TIROLER TAGESZEITUNG "Leitartikel" 5. Februar 2010, von Irene Heisz - "Spezialisten für eh alles"

Wer tut sich die Politik überhaupt noch an? Zu häufig Personen, die negative Vorurteile bestätigen.

Innsbruck (OTS) - Der Fasching, der unaufhaltsam seinem Höhepunkt entgegen torkelt, wird nahtlos in die heiße Phase des Gemeinderatswahlkampfes übergehen. Nicht immer und nicht überall wird sich das eine vom anderen klar unterscheiden. Dabei hält sich der humoristische Aspekt am Dasein als Gemeinderat bzw. Gemeinderätin oder gar als Bürgermeisterin oder Bürgermeister in überschaubaren Grenzen.
Das Puzzle Tirol setzt sich aus lauter kleinen Dörfern und Städten zusammen.

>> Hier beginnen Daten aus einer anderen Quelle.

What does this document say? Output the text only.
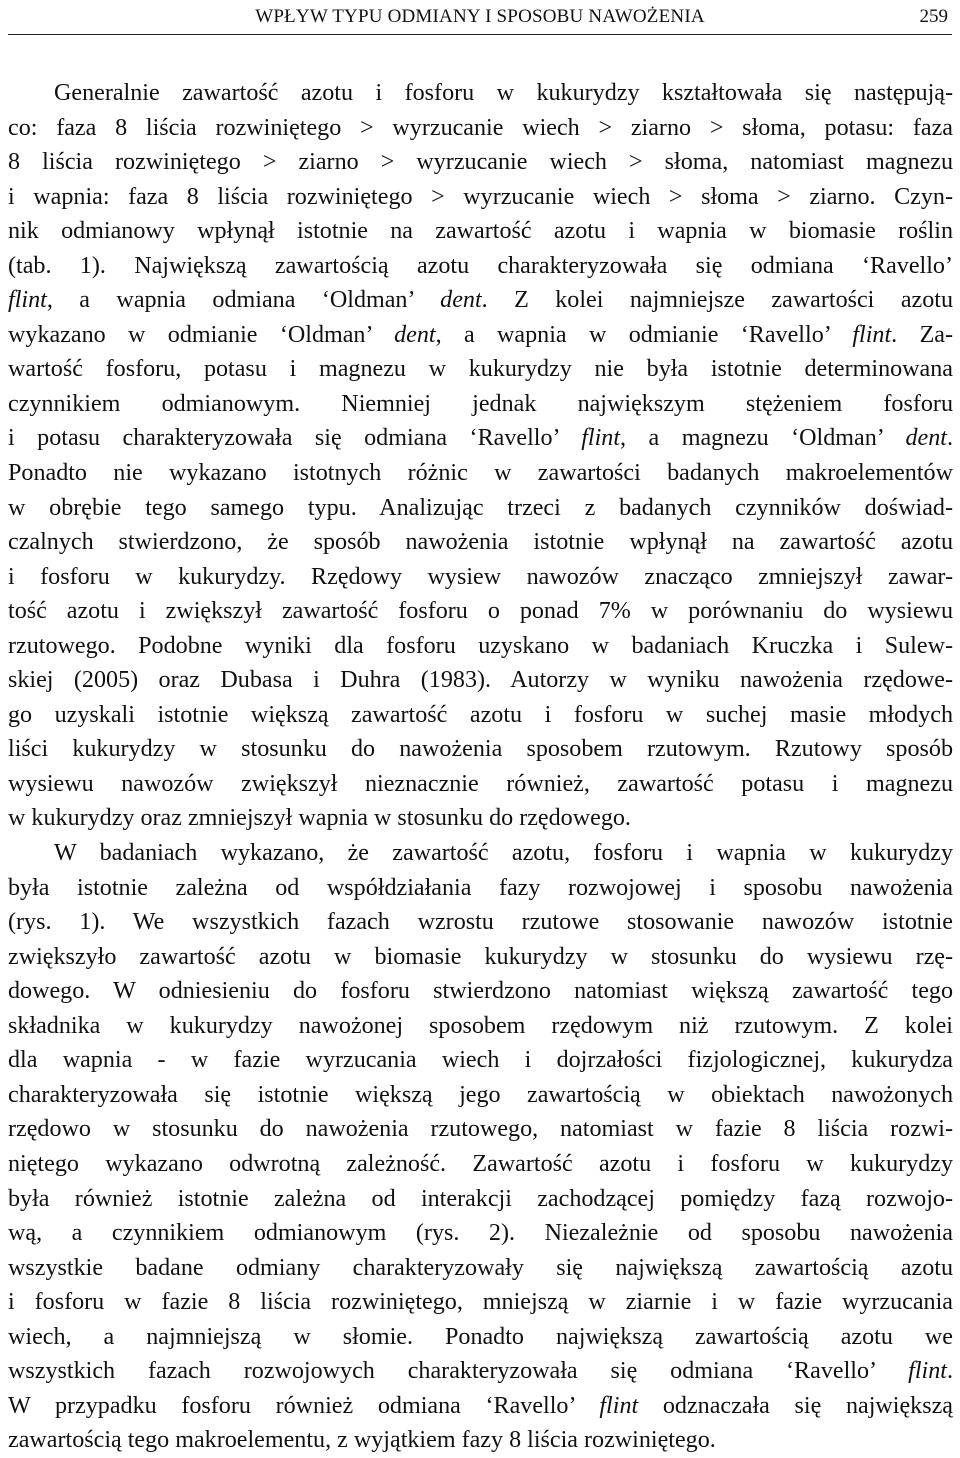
WPŁYW TYPU ODMIANY I SPOSOBU NAWOŻENIA	259
Generalnie zawartość azotu i fosforu w kukurydzy kształtowała się następują-
co: faza 8 liścia rozwiniętego > wyrzucanie wiech > ziarno > słoma, potasu: faza
8 liścia rozwiniętego > ziarno > wyrzucanie wiech > słoma, natomiast magnezu
i wapnia: faza 8 liścia rozwiniętego > wyrzucanie wiech > słoma > ziarno. Czyn-
nik odmianowy wpłynął istotnie na zawartość azotu i wapnia w biomasie roślin
(tab. 1). Największą zawartością azotu charakteryzowała się odmiana ‘Ravello’
flint, a wapnia odmiana ‘Oldman’ dent. Z kolei najmniejsze zawartości azotu
wykazano w odmianie ‘Oldman’ dent, a wapnia w odmianie ‘Ravello’ flint. Za-
wartość fosforu, potasu i magnezu w kukurydzy nie była istotnie determinowana
czynnikiem odmianowym. Niemniej jednak największym stężeniem fosforu
i potasu charakteryzowała się odmiana ‘Ravello’ flint, a magnezu ‘Oldman’ dent.
Ponadto nie wykazano istotnych różnic w zawartości badanych makroelementów
w obrębie tego samego typu. Analizując trzeci z badanych czynników doświad-
czalnych stwierdzono, że sposób nawożenia istotnie wpłynął na zawartość azotu
i fosforu w kukurydzy. Rzędowy wysiew nawozów znacząco zmniejszył zawar-
tość azotu i zwiększył zawartość fosforu o ponad 7% w porównaniu do wysiewu
rzutowego. Podobne wyniki dla fosforu uzyskano w badaniach Kruczka i Sulew-
skiej (2005) oraz Dubasa i Duhra (1983). Autorzy w wyniku nawożenia rzędowe-
go uzyskali istotnie większą zawartość azotu i fosforu w suchej masie młodych
liści kukurydzy w stosunku do nawożenia sposobem rzutowym. Rzutowy sposób
wysiewu nawozów zwiększył nieznacznie również, zawartość potasu i magnezu
w kukurydzy oraz zmniejszył wapnia w stosunku do rzędowego.
W badaniach wykazano, że zawartość azotu, fosforu i wapnia w kukurydzy
była istotnie zależna od współdziałania fazy rozwojowej i sposobu nawożenia
(rys. 1). We wszystkich fazach wzrostu rzutowe stosowanie nawozów istotnie
zwiększyło zawartość azotu w biomasie kukurydzy w stosunku do wysiewu rzę-
dowego. W odniesieniu do fosforu stwierdzono natomiast większą zawartość tego
składnika w kukurydzy nawożonej sposobem rzędowym niż rzutowym. Z kolei
dla wapnia - w fazie wyrzucania wiech i dojrzałości fizjologicznej, kukurydza
charakteryzowała się istotnie większą jego zawartością w obiektach nawożonych
rzędowo w stosunku do nawożenia rzutowego, natomiast w fazie 8 liścia rozwi-
niętego wykazano odwrotną zależność. Zawartość azotu i fosforu w kukurydzy
była również istotnie zależna od interakcji zachodzącej pomiędzy fazą rozwojo-
wą, a czynnikiem odmianowym (rys. 2). Niezależnie od sposobu nawożenia
wszystkie badane odmiany charakteryzowały się największą zawartością azotu
i fosforu w fazie 8 liścia rozwiniętego, mniejszą w ziarnie i w fazie wyrzucania
wiech, a najmniejszą w słomie. Ponadto największą zawartością azotu we
wszystkich fazach rozwojowych charakteryzowała się odmiana ‘Ravello’ flint.
W przypadku fosforu również odmiana ‘Ravello’ flint odznaczała się największą
zawartością tego makroelementu, z wyjątkiem fazy 8 liścia rozwiniętego.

Selbst Innsbruck, wo erst 2012 gewählt wird, ist in vielerlei Hinsicht bloß ein übergroß geratenes Dorf. Jeder kennt jeden, die Mitglieder kommunaler Parlamente und Regierungen müssen Spezialisten für eh alles sein, als Ombudsleute und Watschenmänner funktionieren, immer Heftpflaster für individuelle Bürger-Wehwehchen und zukunftsträchtige Lösungen für Probleme anbieten können, die jeweils die ganze Gemeinde betreffen.
Dazu kommt auf einer allgemeineren Ebene, die z. B. auch die katholische Kirche und Gewerkschaften betrifft: In dem Maß, in dem das Vertrauen der Menschen in einst sakrosankte Institutionen schrumpft, wächst das Desinteresse, das sich selten als klar argumentierte Distanz darstellt, sondern häufig in Form dumpfer Pauschalverunglimpfungen daherkommt.
Daraus resultieren massive Probleme, Nachwuchs zu rekrutieren. Viel Arbeit und viel Verantwortung bei gleichzeitig beschränkten Gestaltungsmöglichkeiten, herzlich wenig Geld und einem denkbar schlechten Image - die Frage, wer sich das antun will, beantworten zu oft Personen, deren Wille zur persönlichen Macht ihr Verantwortungsbewusstsein und ihren Gemeinsinn weit übersteigt. Und die damit negative Vorurteile bestätigen und fortschreiben.
Was die Gemeinden brauchen, sind integere Persönlichkeiten mit Charisma. Diese zu ermutigen und dann auch darüber zu wachen, dass sie nicht zu autokratisch agierenden Dorfkaisern mutieren, ist die politische Aufgabe derer, die sie vertreten.